What PeopleSoft Users Should Do Now
While Oracle scores a TKO, PeopleSoft users face tough choices
It’s all over but the shouting in PeopleSoft versus Oracle, but where does that leave users of the company’s software?
That’s a good question, says Robert Kugel, an analyst with consultancy Ventana Research, who argues that PeopleSoft customers need to put months of acrimony behind them and focus on a future that—however unpleasant the thought—includes Larry Ellison and Oracle.
This means different things for different users, Kugel concludes. “There may still be some twists and turns left in Oracle’s attempt to acquire PeopleSoft. Yet, for those who have not already done so, it is time to start planning for a post-takeover environment,” the analyst writes. “We advise companies that had been planning to purchase software from PeopleSoft to look elsewhere. Companies that rely heavily on PeopleSoft applications must secure the best contractual relationship possible at this point.”
In particular, he says, existing customers that don’t have a strategic dependence on PeopleSoft and its technologies should take steps to wean themselves off of PeopleSoft’s application stack.
“Firms where PeopleSoft is not strategic should plan to migrate to something else within the next several years,” he indicates.
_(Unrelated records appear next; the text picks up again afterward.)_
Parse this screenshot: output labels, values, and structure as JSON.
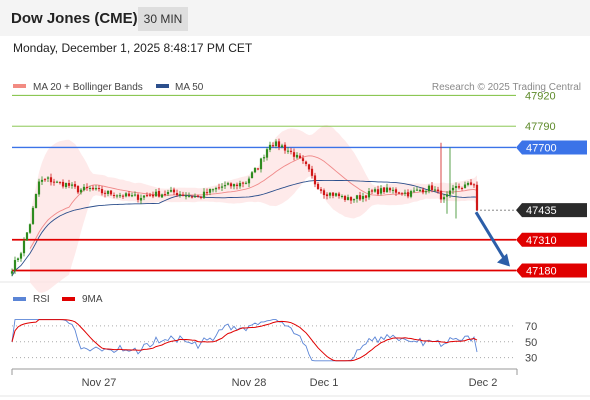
{
  "header": {
    "title": "Dow Jones (CME)",
    "timeframe": "30 MIN"
  },
  "datetime": "Monday, December 1, 2025 8:48:17 PM CET",
  "legend": {
    "ma20": {
      "label": "MA 20 + Bollinger Bands",
      "color": "#f28b82"
    },
    "ma50": {
      "label": "MA 50",
      "color": "#2c4f8c"
    }
  },
  "source": "Research © 2025 Trading Central",
  "chart_data": {
    "type": "candlestick",
    "y_range": [
      47140,
      47985
    ],
    "levels": [
      {
        "value": 47920,
        "label": "47920",
        "kind": "resistance",
        "color": "#7bbf3c"
      },
      {
        "value": 47790,
        "label": "47790",
        "kind": "resistance",
        "color": "#7bbf3c"
      },
      {
        "value": 47700,
        "label": "47700",
        "kind": "pivot",
        "color": "#3b73e8"
      },
      {
        "value": 47435,
        "label": "47435",
        "kind": "last",
        "color": "#2b2b2b"
      },
      {
        "value": 47310,
        "label": "47310",
        "kind": "support",
        "color": "#e00000"
      },
      {
        "value": 47180,
        "label": "47180",
        "kind": "support",
        "color": "#e00000"
      }
    ],
    "forecast_arrow": {
      "from": 47435,
      "to": 47180,
      "color": "#2c5ea8"
    },
    "anchors": [
      [
        0,
        47190
      ],
      [
        3,
        47260
      ],
      [
        6,
        47380
      ],
      [
        9,
        47555
      ],
      [
        12,
        47565
      ],
      [
        15,
        47550
      ],
      [
        18,
        47545
      ],
      [
        22,
        47520
      ],
      [
        26,
        47525
      ],
      [
        30,
        47510
      ],
      [
        34,
        47505
      ],
      [
        38,
        47495
      ],
      [
        42,
        47490
      ],
      [
        46,
        47500
      ],
      [
        50,
        47505
      ],
      [
        54,
        47510
      ],
      [
        58,
        47500
      ],
      [
        62,
        47490
      ],
      [
        66,
        47515
      ],
      [
        70,
        47535
      ],
      [
        74,
        47540
      ],
      [
        78,
        47555
      ],
      [
        82,
        47620
      ],
      [
        86,
        47720
      ],
      [
        90,
        47705
      ],
      [
        94,
        47670
      ],
      [
        98,
        47620
      ],
      [
        101,
        47550
      ],
      [
        104,
        47510
      ],
      [
        108,
        47500
      ],
      [
        112,
        47480
      ],
      [
        116,
        47490
      ],
      [
        120,
        47510
      ],
      [
        124,
        47520
      ],
      [
        128,
        47515
      ],
      [
        132,
        47505
      ],
      [
        136,
        47520
      ],
      [
        140,
        47530
      ],
      [
        144,
        47480
      ],
      [
        148,
        47530
      ],
      [
        152,
        47540
      ],
      [
        154,
        47550
      ],
      [
        155,
        47435
      ]
    ],
    "x_ticks": [
      {
        "label": "Nov 27",
        "index": 27
      },
      {
        "label": "Nov 28",
        "index": 77
      },
      {
        "label": "Dec 1",
        "index": 102
      },
      {
        "label": "Dec 2",
        "index": 155
      }
    ],
    "rsi": {
      "y_range": [
        22,
        80
      ],
      "levels": [
        70,
        50,
        30
      ],
      "legend": [
        {
          "label": "RSI",
          "color": "#5b85d6"
        },
        {
          "label": "9MA",
          "color": "#e00000"
        }
      ]
    }
  }
}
Of course, companies that are heavily invested in PeopleSoft technologies are in exactly the opposite predicament, says Kugel: “Corporations with a mature and stable HR and financials environment should leave well enough alone for now and concentrate on software that supports initiatives to improve their compliance activities, manage innovation, and enhance profitability.”
Oracle claims it now owns a majority (61 percent) of PeopleSoft’s shares, thanks to its “best and final” tender offer of $24 a share. Although PeopleSoft has a poison pill provision in place, Kugel notes that Oracle may yet get this tossed, thanks to a suit it has pending in a Delaware chancery court. This would enable Oracle to acquire the remaining shares.
Kugel allows, however, that the final nail hasn’t yet been driven into PeopleSoft’s coffin. “Having a majority now enables Oracle to win any proxy fight it cares to mount, but since PeopleSoft also has a staggered board of directors, it may take two years for Oracle to take full control of the company,” he concedes.
At the same time, PeopleSoft users must not delay.
“None of this should matter to PeopleSoft users because they should be focused on the long term, and it is highly probably in the long run Oracle will wind up controlling the company,” he argues.
So what should PeopleSoft’s customers expect from Oracle, especially given the database giant’s conflicting statements on the acquisition (see http://www.esj.com/Enterprise/article.aspx?EditorialsID=1150)? Kugel admits that he doesn’t know, but counsels that customers who choose to stay with PeopleSoft must remain vigilant.
“After some initial bellicose remarks from Chairman Ellison, the company has made it clear it intends to support the installed base for several years,” he notes. “Since the devil is in the details, it is hard to know whether and for which companies this level of support will be adequate.”
In particular, Kugel says, PeopleSoft customers shouldn’t take anything Oracle says at face value: “Companies that decide to go with Oracle and continue to pay maintenance must use this opportunity to extract as much in writing as possible.”
Elsewhere, Kugel and Ventana recommend that all prospective buyers put their purchases on hold and consider alternatives. Among existing customers, Kugel suggests that J.D. Edwards customers could be particularly vulnerable. PeopleSoft acquired J.D. Edwards in June of 2003. “We think manufacturing organizations, especially those using software originally from JD Edwards, are particularly vulnerable to losing effective support and development efforts in a post-merger environment,” he comments.
For those who plan to stick it out on PeopleSoft, Kugel says, it’s best to try to negotiate long-term contracts, if possible.
“It is possible Oracle will provide users with solid support, but users will do well to secure the best long-term contractual obligations they can,” he writes. “It is possible that Oracle ultimately will transform its applications business and be a strong contender to SAP, but this is still years away from being a reality. In the meantime, companies with businesses to run should focus on the most pragmatic solutions. They should hope for the best and prepare for the worst.”
Stephen Swoyer is a Nashville, TN-based freelance journalist who writes about technology.